5 Reasons To Visit Tono In Iwate Prefecture, Japan's "Old-Charm City" | CoolJapan

Located in the middle of Iwate Prefecture and surrounded by mountains, the landlocked city of Tono is home to just over 26,000 people. But despite its relatively small size, Tono has more than its fair share of attractions, including folk villages from the 19th century and museums depicting the local folklore.

In fact, one of the first published collections of Japanese folk tales was titled “Legends of Tono”. The tome, compiled by Japanese scholar Kunio Yanagita, was packed with stories of local spirits, animals and supernatural creatures from this mystical town. 

Tono is home to many traditional performing arts, including the Deer Dance, depicted in the photo.

Tono is home to many traditional performing arts, including the Deer Dance which is said to be the dance of the souls of deers. Photo credit: Iwate Tourism Association

We’ve put together a list of five things to do in Tono once it is safe to travel again. Just a tip: for an extra memorable trip, you can get to Tono on the SL Ginga, an old steam locomotive that runs between Hanamaki and Kamaishi.

A photo of a steam train In Tono Japan

The steam train journey between Hanamaki and Kamaishi was made popular by Hanamaki-born novelist Kenji Miyazawa and his fantasy novel Night on the Galactic Railroad. Photo credit: Iwate Tourism Association

Try to spot a kappa at the Kappabuchi

Kappas are mythical amphibious creatures with webbed feet and a turtle-like carapace on their backs. They are often found in ponds and rivers and are known for being mischievous — and sometimes even malicious. Some believe that the legend of the kappa was invented to warn children of the dangers of swimming unsupervised as kappa have been said to drag people underwater.


Kappabuchi is a scenic pond located just behind the Jokenji Temple.

These days, however, kappa have become more of a tourist attraction than a cautionary tale for young children. Kappabuchi, a scenic pond located just behind the Jokenji Temple, is a popular spot where tourists try to catch a glimpse of the elusive green creatures.

Go back in time at the Tono Furusato Village

Tono Furusato Village

Tono Furusato Village offers you a glimpse of daily life back in the Edo era.

Tono is one of the few places in Japan where the traditional ways of living, religion and culture are still part of everyday life. The city is also famous for keeping its history alive through cultural spots such as the Tono Furusato Village, a full-scale re-creation of a traditional rural village. In this open-air museum, you’ll find L-shaped Nanbu “Magariya” farmhouses that date back to the Edo era as well as water wheels and vegetable fields.

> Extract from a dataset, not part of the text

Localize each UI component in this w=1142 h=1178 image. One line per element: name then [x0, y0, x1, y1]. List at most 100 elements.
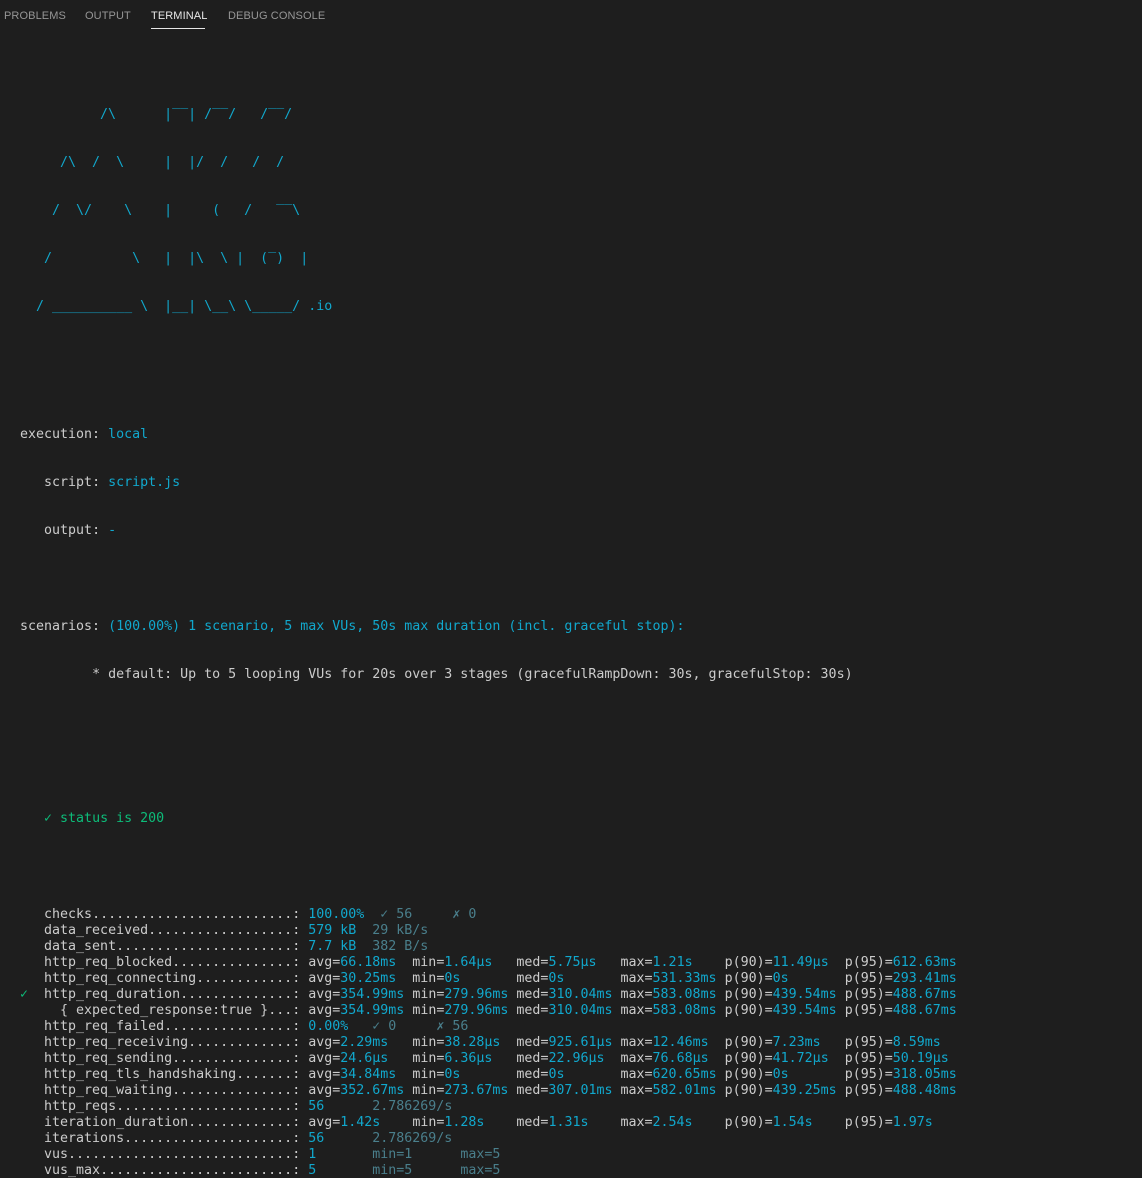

Discover local folklore at the Tono City Museum

Tono City Museum Interior

The interactive exhibits at Tono City Museum enable visitors to learn more about local folklore.

First opened in 1980, this museum is an excellent resource to find out more about the folktales that Tono is famous for. Kunio Yanagita’s Legends of Tono is featured prominently here, with the museum using a mix of animated films, interactive exhibits and performance art to bring these local stories to life.

Feast on jingisukan (barbecued lamb) at Genghis Khan Anbe


Barbecued lamb is a must-try local speciality in Tono.

After a day of exploring the city, settle down for a stomach-and-soul-nourishing meal of jingisukan. This restaurant, which has been serving the popular barbecued lamb dish since the 1950s, is conveniently located a short 10-minute walk from the Tono station. Here, they serve thick, juicy Australian lamb cuts with a special dipping sauce.

Guzzle local craft beer at Tono Brewing Taproom

Although Japan imports the majority of its hops for its domestic beer production from other countries such as Germany, a small percentage of hops is still sourced from within the country. And of that small section, Tono accounts for about 20 per cent of the country’s production. This is why you’ll find plenty of interesting craft beer brewers packed within this small area, with Tono Brewing Taproom probably being the most notable. Some must-try beers include Five Wits, a refreshing IPA inspired by the works of Shakespeare, as well as the whiskey coffee stout which is made with coffee beans soaked in whiskey from Tono’s sister city of Chattanooga, Tennessee.